Introduction to Neurotechnology and Data Concerns

The emerging field of neurotechnology is witnessing a surge in products that claim to offer various utilities by reading brainwaves. Although the actual functionality of these products is debatable, they seem to be successful in monetizing the data collected from users’ brains. In a recent letter to the Federal Trade Commission (FTC), Democratic Senators Chuck Schumer, Maria Cantwell, and Ed Markey have called for an investigation into the handling of user data by neurotech companies, raising concerns that sensitive and personal information may be being sold.

Lack of Regulatory Guidance

According to the Senators, there is a lack of regulatory guidance related to brain-computer interface (BCI) technologies, which has allowed companies to collect and sell user-generated neural data without clear consent or understanding. As stated in the letter, neural data captured directly from the human brain can reveal mental health conditions, emotional states, and cognitive patterns, even when anonymized. This information is not only deeply personal but also strategically sensitive.

Neurotech Products and Data Protection

While devices considered medical technology, such as Elon Musk’s Neuralink, are required to comply with data protection practices under the Health Insurance Portability and Accountability Act (HIPAA), devices branded for "wellness" purposes rather than medical ones have fewer restrictions or requirements when it comes to handling user data. Many neurotech products fall into this category, promising to help people sleep better or deal with anxiety and stress in a non-clinical manner, often with dubious scientific backing.

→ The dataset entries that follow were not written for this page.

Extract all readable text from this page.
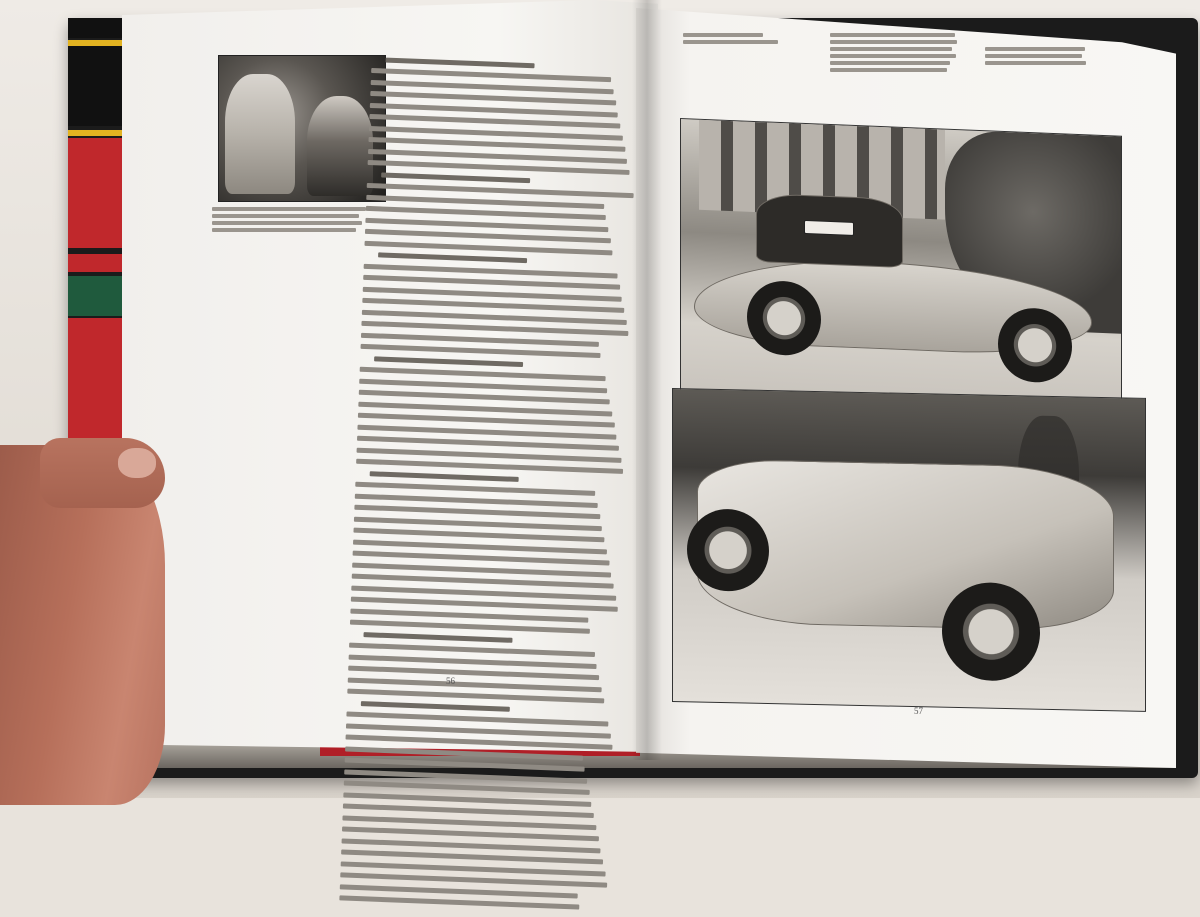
56
57
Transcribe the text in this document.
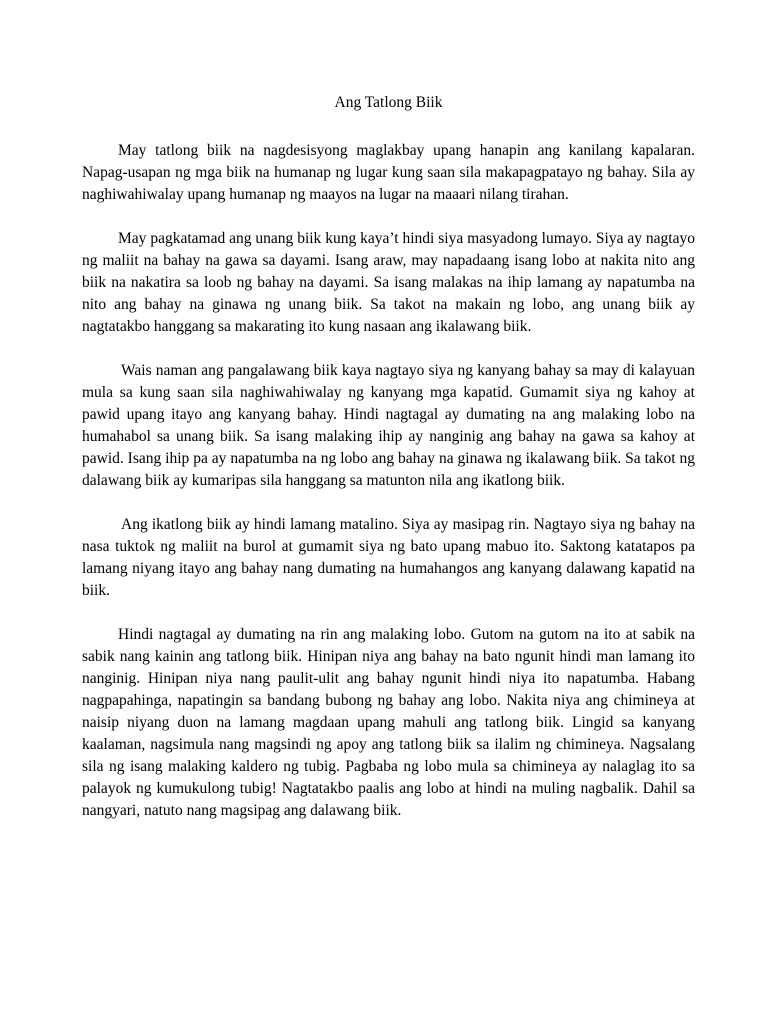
Ang Tatlong Biik

May tatlong biik na nagdesisyong maglakbay upang hanapin ang kanilang kapalaran. Napag-usapan ng mga biik na humanap ng lugar kung saan sila makapagpatayo ng bahay. Sila ay naghiwahiwalay upang humanap ng maayos na lugar na maaari nilang tirahan.

May pagkatamad ang unang biik kung kaya’t hindi siya masyadong lumayo. Siya ay nagtayo ng maliit na bahay na gawa sa dayami. Isang araw, may napadaang isang lobo at nakita nito ang biik na nakatira sa loob ng bahay na dayami. Sa isang malakas na ihip lamang ay napatumba na nito ang bahay na ginawa ng unang biik. Sa takot na makain ng lobo, ang unang biik ay nagtatakbo hanggang sa makarating ito kung nasaan ang ikalawang biik.

Wais naman ang pangalawang biik kaya nagtayo siya ng kanyang bahay sa may di kalayuan mula sa kung saan sila naghiwahiwalay ng kanyang mga kapatid. Gumamit siya ng kahoy at pawid upang itayo ang kanyang bahay. Hindi nagtagal ay dumating na ang malaking lobo na humahabol sa unang biik. Sa isang malaking ihip ay nanginig ang bahay na gawa sa kahoy at pawid. Isang ihip pa ay napatumba na ng lobo ang bahay na ginawa ng ikalawang biik. Sa takot ng dalawang biik ay kumaripas sila hanggang sa matunton nila ang ikatlong biik.

Ang ikatlong biik ay hindi lamang matalino. Siya ay masipag rin. Nagtayo siya ng bahay na nasa tuktok ng maliit na burol at gumamit siya ng bato upang mabuo ito. Saktong katatapos pa lamang niyang itayo ang bahay nang dumating na humahangos ang kanyang dalawang kapatid na biik.

Hindi nagtagal ay dumating na rin ang malaking lobo. Gutom na gutom na ito at sabik na sabik nang kainin ang tatlong biik. Hinipan niya ang bahay na bato ngunit hindi man lamang ito nanginig. Hinipan niya nang paulit-ulit ang bahay ngunit hindi niya ito napatumba. Habang nagpapahinga, napatingin sa bandang bubong ng bahay ang lobo. Nakita niya ang chimineya at naisip niyang duon na lamang magdaan upang mahuli ang tatlong biik. Lingid sa kanyang kaalaman, nagsimula nang magsindi ng apoy ang tatlong biik sa ilalim ng chimineya. Nagsalang sila ng isang malaking kaldero ng tubig. Pagbaba ng lobo mula sa chimineya ay nalaglag ito sa palayok ng kumukulong tubig! Nagtatakbo paalis ang lobo at hindi na muling nagbalik. Dahil sa nangyari, natuto nang magsipag ang dalawang biik.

Current Data Collection and Protection Landscape

As evidence of the unclear data collection and protection landscape in the BCI space, the Senators pointed to a 2024 report published by the Neurorights Foundation, which examined the data policies of 30 different neurotech companies with devices available to consumers without medical professional approval. The report found that 29 of the 30 companies could collect user data and provide no meaningful limitations to this access. It also found that only half of the companies allow consumers to revoke consent for data processing, and just 14 allow users to delete their data.

State-Level Protections

While some states have implemented protections for neural data, such as Colorado’s expansion of the Colorado Privacy Act to cover biological data and California’s new law offering privacy requirements related to brain data, these patches of protection are few and far between. The majority of the country lacks clear regulations, leaving consumers vulnerable to the collection and sale of their brain data.

Call for Action

The Senators are urging the FTC to expand data reporting requirements to cover neural data and establish new safeguards to protect consumers from having their brain data collected and sold. However, whether the currently understaffed and not exactly consumer-friendly FTC under the Trump administration will take action remains to be seen. The fate of this call to action hangs in the balance, leaving the future of neurotech data protection uncertain.